Controversial measures which tear up parts of the Brexit divorce agreement will not return to the UK Parliament's House of Commons until the end of November at the earliest.
Peers, including dozens of senior Tories, voted to strip controversial clauses from the UK Internal Market Bill that would enable ministers to set aside key parts of the Withdrawal Agreement signed with the European Union, breaking an international treaty.
The UK government has said that it still wants the measures, which have soured relations with the EU and the US president-elect Joe Biden, and MPs would be asked to put them back in the legislation.
But by delaying until the end of November, Boris Johnson will know whether progress has been made on a UK-EU trade deal which could take the heat out of the row with Brussels.
Legal net
On Monday night the UK government suffered a 268-vote defeat over one element of the Bill, with 44 rebels including former Tory leader Michael Howard, ex-Brexit minister George Bridges and former chief whip George Young.
But Downing Street said the measures represented a “legal safety net” to ensure free-flowing trade between Britain and Northern Ireland.
The prime minister’s official spokesman said: “We have been consistently clear that the clauses represent a legal safety net to protect the integrity of the UK’s internal market and the huge gains of the peace process.
“And we expect the House of Lords to recognise that we have an obligation to the people of Northern Ireland, to make sure that they continue to have unfettered access to the UK under all circumstances.”

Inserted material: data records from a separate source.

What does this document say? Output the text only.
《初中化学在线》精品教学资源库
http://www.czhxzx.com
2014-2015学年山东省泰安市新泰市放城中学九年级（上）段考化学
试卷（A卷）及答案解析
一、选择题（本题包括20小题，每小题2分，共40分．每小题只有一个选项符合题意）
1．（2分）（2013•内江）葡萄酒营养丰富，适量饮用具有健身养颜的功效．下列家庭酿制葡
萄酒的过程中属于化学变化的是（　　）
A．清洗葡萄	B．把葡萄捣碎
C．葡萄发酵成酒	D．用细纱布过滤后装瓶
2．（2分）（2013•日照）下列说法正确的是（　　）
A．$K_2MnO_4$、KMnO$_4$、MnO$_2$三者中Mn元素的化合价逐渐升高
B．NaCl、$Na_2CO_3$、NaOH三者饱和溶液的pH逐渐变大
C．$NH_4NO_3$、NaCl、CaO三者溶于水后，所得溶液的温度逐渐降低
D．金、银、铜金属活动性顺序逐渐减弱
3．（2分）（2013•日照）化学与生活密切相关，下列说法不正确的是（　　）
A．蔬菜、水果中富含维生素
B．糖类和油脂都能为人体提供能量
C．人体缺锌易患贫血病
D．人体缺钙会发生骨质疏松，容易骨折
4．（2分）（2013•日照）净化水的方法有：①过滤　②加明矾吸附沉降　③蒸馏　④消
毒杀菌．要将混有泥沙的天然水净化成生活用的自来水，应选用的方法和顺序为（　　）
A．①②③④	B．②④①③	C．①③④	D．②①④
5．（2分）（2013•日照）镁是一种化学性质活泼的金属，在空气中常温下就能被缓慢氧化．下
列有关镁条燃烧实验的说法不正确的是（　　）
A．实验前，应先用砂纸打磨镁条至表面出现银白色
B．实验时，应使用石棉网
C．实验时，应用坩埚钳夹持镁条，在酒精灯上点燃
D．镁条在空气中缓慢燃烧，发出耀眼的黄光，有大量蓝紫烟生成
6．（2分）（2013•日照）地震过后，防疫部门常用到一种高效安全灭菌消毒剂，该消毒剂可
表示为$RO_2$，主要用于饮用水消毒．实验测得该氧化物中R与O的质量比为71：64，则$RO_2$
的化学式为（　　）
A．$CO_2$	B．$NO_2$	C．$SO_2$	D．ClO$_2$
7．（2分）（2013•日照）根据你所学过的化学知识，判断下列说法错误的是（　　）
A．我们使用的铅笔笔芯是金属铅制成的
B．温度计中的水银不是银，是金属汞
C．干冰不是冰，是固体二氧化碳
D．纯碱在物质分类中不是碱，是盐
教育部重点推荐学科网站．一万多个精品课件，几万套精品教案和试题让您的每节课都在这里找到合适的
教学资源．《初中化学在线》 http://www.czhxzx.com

He added: “We will re-table these clauses when the Bill returns to the Commons.”
It’s for UK Parl to legislate as it sees fit.
But understand, if UK passes law designed to break International Law, WI & Protocol, then there will be no trade deal. EU cannot ratify a new deal while U.K. is legislating to break a previous agreement.
Trust & Good Faith Matters. https://t.co/OyS0Qw2csf— Simon Coveney (@simoncoveney) November 9, 2020
Foreign affairs Minister Simon Coveney said if the UK passed measures “designed to break international law”, then “there will be no trade deal” between the UK and EU.
The EU “cannot ratify a new deal while UK is legislating to break a previous agreement”, he said.
“Trust and good faith matters”.
The UK prime minister’s stance is unlikely to improve relations with incoming US president Mr Biden.
The president-elect, who has Irish ancestry, warned during his successful campaign against Donald Trump that a future UK-US trade deal with the US was “contingent” on the prevention of a return to a hard border on the island of Ireland.
We can’t allow the Good Friday Agreement that brought peace to Northern Ireland to become a casualty of Brexit.
Any trade deal between the U.S. and U.K. must be contingent upon respect for the Agreement and preventing the return of a hard border. Period. https://t.co/Ecu9jPrcHL— Joe Biden (@JoeBiden) September 16, 2020
Mr Biden warned the Good Friday Agreement cannot “become a casualty of Brexit”.
The EU wants a trade deal with the UK to be reached by mid-November in order to allow time for it to be ratified by the end of the year, when transition arrangements expire.
Brussels’ negotiator Michel Barnier is holding talks in London this week with his counterpart David Frost.